Es ist gleichsam als träfe man wenige Kilometer südlich des Hanauer Landes nochmals auf eine Dependenz, auf eine Exklave derselben. Das sogenannte Hanauer Land, grob umrissen entlang des Rheines zwischen den größeren Ortschaften Lichtenau (Norden) und Willstätt (Süden) sich erstreckend bedeutet nichts weniger als den letzten Landstrich Badens, der noch auf eine Anzahl ansehnlicher Dörfer verweisen kann. Als eine beeindruckend ungewöhnliche Ausnahme trotzte hier eine ganze Gegend dem allgemeinen Dorfschicksale des 20. Jahrhunderts, das als das rurale Opfer des Modernismus in bedenkenswerter Konsequenz Dorf für Dorf zerstört, zumindest aber entstellt, verwässert, anonymisiert ward.
Wie nun dem erfrischend abweichenden Hanauer Land ein eigener Beitrag in den 'Wanderungen Band 2' gebührte — deren zwei schönste und auch historisch bedeutsamste Orte Kork und Willstätt gleichfalls zu eigener Hervorhebung gelangten — so darf man den heutigentags Neurieder Ortsteil Altenheim ohne weiteres mit den beiden letzteren vergleichen. Auch sollte man in diesem Zusammenhange der Namen Kürnbach (bei Eppingen) und Bauschlott (bei Pforzheim) gedenken, welche gleichfalls, obgleich dörflich geprägt auch im 21. Jahrhundert noch mit ausgewiesener Schönheit. So hat man nämlich die ansehnlichsten Dörfer Badens endlich in einem Abschnitt zusammengeführt. Allen gemeinsam ist der leider so extraordinäre Erhalt der historischen Substanz in der jeweiligen Ortsmitte.
In Altenheim eine Dependenz des rühmlichen Hanauer Landes zu erfinden, mag an der räumlichen Annäherung beider seine Begründung finden. Altenheim, als einer der unzähligen Fleckchen im vorgroßherzoglichen Baden gehörte dem “Exoten” Nassau-Usingen, das ansonsten im späteren Baden nur noch über den wenige Kilometer entfernten, nur wenig größeren Raum von Lahr und Umgebung verfügte. Jene Partie mit dem Hauptorte Altenheim lag über eine “Landbrücke”, die schmaler nicht gedacht werden kann mit besagtem Hanauer Land gar noch unmittelbar verbunden.
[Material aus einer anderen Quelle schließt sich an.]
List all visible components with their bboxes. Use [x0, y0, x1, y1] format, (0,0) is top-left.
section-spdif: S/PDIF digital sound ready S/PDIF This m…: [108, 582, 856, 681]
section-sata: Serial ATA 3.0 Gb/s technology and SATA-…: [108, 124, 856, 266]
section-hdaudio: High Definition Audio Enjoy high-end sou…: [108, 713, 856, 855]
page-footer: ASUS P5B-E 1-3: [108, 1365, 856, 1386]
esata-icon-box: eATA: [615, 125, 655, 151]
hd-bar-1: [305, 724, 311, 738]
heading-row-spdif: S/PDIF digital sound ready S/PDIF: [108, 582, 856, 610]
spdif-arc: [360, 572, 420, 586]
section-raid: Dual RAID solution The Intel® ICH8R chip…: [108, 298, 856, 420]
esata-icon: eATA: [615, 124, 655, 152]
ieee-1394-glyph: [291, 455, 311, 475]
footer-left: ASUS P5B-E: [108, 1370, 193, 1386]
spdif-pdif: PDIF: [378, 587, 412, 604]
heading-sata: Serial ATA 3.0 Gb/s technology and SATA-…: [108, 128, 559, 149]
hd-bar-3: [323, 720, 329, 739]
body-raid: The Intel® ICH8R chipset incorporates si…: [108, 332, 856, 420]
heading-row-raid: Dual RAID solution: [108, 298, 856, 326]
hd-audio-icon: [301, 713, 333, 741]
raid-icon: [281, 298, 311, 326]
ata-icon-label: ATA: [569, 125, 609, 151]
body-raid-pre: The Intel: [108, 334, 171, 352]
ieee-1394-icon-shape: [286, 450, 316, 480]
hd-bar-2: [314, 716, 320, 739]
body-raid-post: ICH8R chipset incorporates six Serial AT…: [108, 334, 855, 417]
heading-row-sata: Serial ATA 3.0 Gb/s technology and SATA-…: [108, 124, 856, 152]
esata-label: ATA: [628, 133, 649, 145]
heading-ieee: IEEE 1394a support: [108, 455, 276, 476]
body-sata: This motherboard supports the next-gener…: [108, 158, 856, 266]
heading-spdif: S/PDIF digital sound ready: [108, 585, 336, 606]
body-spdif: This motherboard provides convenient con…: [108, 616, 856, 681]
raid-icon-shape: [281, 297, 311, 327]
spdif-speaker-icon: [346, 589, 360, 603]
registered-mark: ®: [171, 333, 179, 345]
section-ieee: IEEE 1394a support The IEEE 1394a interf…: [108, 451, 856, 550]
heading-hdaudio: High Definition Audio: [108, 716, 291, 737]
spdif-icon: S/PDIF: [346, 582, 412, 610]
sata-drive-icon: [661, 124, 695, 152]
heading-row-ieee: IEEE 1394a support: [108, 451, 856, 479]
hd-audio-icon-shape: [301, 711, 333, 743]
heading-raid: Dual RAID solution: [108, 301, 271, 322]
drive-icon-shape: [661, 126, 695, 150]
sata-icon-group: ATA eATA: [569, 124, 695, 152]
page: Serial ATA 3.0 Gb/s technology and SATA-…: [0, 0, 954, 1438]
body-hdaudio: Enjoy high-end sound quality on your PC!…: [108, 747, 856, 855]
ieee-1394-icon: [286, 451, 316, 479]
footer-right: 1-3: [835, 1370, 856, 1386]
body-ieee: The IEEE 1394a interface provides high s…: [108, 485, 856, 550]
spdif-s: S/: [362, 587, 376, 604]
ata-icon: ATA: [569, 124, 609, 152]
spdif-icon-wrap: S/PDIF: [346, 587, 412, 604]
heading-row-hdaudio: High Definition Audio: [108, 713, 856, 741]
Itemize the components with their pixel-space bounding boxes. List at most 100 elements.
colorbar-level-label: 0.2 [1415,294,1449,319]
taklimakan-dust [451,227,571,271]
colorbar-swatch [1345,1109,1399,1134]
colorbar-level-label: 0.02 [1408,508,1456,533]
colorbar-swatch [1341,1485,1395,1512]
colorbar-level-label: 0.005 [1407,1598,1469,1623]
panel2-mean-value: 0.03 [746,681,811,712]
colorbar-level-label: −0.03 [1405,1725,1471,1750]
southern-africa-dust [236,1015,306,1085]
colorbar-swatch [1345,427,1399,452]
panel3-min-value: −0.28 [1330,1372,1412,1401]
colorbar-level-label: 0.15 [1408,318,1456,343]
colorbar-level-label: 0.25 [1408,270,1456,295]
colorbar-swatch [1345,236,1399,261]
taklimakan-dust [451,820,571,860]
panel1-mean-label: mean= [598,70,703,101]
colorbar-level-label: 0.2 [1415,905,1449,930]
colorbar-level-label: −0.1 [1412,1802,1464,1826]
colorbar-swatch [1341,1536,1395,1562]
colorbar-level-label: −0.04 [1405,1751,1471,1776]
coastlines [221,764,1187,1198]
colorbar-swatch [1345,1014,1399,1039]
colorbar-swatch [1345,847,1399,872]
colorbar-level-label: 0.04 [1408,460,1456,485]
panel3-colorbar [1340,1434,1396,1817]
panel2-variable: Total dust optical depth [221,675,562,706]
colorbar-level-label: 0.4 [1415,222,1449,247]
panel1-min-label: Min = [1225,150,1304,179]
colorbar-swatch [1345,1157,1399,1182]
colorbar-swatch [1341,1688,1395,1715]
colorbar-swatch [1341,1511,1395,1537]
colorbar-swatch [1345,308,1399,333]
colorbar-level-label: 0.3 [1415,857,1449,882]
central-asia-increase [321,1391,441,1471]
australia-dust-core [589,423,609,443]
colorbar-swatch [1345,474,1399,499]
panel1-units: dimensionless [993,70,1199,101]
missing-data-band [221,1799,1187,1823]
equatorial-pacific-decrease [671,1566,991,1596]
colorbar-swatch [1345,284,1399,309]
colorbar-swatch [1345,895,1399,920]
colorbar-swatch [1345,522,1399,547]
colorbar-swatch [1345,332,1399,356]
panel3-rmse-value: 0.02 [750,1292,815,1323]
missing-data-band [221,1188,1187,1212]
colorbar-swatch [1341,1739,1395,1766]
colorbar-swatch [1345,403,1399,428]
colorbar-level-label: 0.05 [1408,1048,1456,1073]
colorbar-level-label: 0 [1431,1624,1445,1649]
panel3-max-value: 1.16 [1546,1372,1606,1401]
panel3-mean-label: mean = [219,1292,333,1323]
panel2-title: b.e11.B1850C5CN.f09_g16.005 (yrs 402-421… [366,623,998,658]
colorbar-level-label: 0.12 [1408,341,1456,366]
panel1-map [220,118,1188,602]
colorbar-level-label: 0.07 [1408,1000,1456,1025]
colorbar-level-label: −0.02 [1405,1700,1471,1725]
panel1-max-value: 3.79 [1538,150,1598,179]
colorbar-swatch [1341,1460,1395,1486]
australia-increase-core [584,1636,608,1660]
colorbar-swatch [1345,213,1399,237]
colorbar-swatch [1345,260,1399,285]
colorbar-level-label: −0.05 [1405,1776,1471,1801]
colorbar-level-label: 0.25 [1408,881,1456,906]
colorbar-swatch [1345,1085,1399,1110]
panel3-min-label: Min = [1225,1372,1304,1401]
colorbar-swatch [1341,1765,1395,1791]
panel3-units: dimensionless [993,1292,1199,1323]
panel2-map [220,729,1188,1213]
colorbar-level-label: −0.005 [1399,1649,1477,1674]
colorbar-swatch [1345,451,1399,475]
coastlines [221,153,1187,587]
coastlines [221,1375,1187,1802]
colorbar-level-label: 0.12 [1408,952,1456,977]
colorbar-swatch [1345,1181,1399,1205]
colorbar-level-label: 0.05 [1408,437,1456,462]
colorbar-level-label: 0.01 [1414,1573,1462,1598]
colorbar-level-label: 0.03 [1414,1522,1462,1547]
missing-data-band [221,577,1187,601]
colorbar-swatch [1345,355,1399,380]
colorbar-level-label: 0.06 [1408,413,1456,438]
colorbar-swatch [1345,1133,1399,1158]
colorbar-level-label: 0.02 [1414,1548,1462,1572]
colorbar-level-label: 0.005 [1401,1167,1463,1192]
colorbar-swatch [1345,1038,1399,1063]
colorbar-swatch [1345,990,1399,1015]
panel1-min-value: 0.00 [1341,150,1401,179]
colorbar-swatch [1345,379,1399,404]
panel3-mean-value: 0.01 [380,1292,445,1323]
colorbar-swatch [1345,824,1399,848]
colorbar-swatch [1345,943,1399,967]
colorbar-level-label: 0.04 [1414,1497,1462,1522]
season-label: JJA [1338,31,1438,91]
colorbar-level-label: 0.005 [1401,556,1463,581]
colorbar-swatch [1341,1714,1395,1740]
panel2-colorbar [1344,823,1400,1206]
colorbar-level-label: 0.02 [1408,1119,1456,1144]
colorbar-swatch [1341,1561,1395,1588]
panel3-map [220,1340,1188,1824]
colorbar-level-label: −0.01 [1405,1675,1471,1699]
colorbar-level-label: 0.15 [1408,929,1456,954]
So mag diese zarte Berührung jenes markante Leben eingehaucht haben, das Jahrhunderte später noch Frucht in Gestalt eines Dorfidylls eintrug.
Bei Altenheim also von einem Dorfidyll zu sprechen beruht wie bei den anderen: Kork, Willstätt, Kürnbach und Bauschlott auf selber Grundlage: erhaltene historische Bausubstanz — soviel wurde bereits eingeführt. Freilich kann bedeutend verfeinert werden, denn was die rurale Schönheit bewirkt, die locker gestreute Bebauung in enger Beziehung zur durchwirkenden Natur ist in allen Fällen “haarklein” dieselbe — Fachwerkbauten des 18. und 19. Jahrhunderts, geschart jeweils um einen alten Kirchenbau. Wagt man einen Vergleich, so verweist man im Falle von Kürnbach und Bauschlott auf bescheidene, nichtsdestotrotz hilfreich ergänzende Schlossanlagen. Darüberhinaus aber nimmt man leicht differenzierbar die Gotteshäuser zu Hilfe: in Kürnbach gotisch, in Bauschlott romantizistisch (Mitte 19. Jahrhundert), in Kork und Willstätt barock. Und in Altenheim? Da geht’s entschieden kraftvoll, besonders monumental zu; denn kein geringerer als einer der bedeutendsten Baumeister Deutschlands, Friedrich Weinbrenner, der badische (Ober-)Baudirektor der ersten drei Jahrzehnte des 19. Jahrhunderts lieferte einen trefflichen zeitgemäß-klassizistischen Entwurf. Das also die ausgewiesene Besonderheit Altenheims unter den anmutigsten Dorfansiedlungen Badens: eine der schönsten Weinbrennerstil-Kirchen des Landes.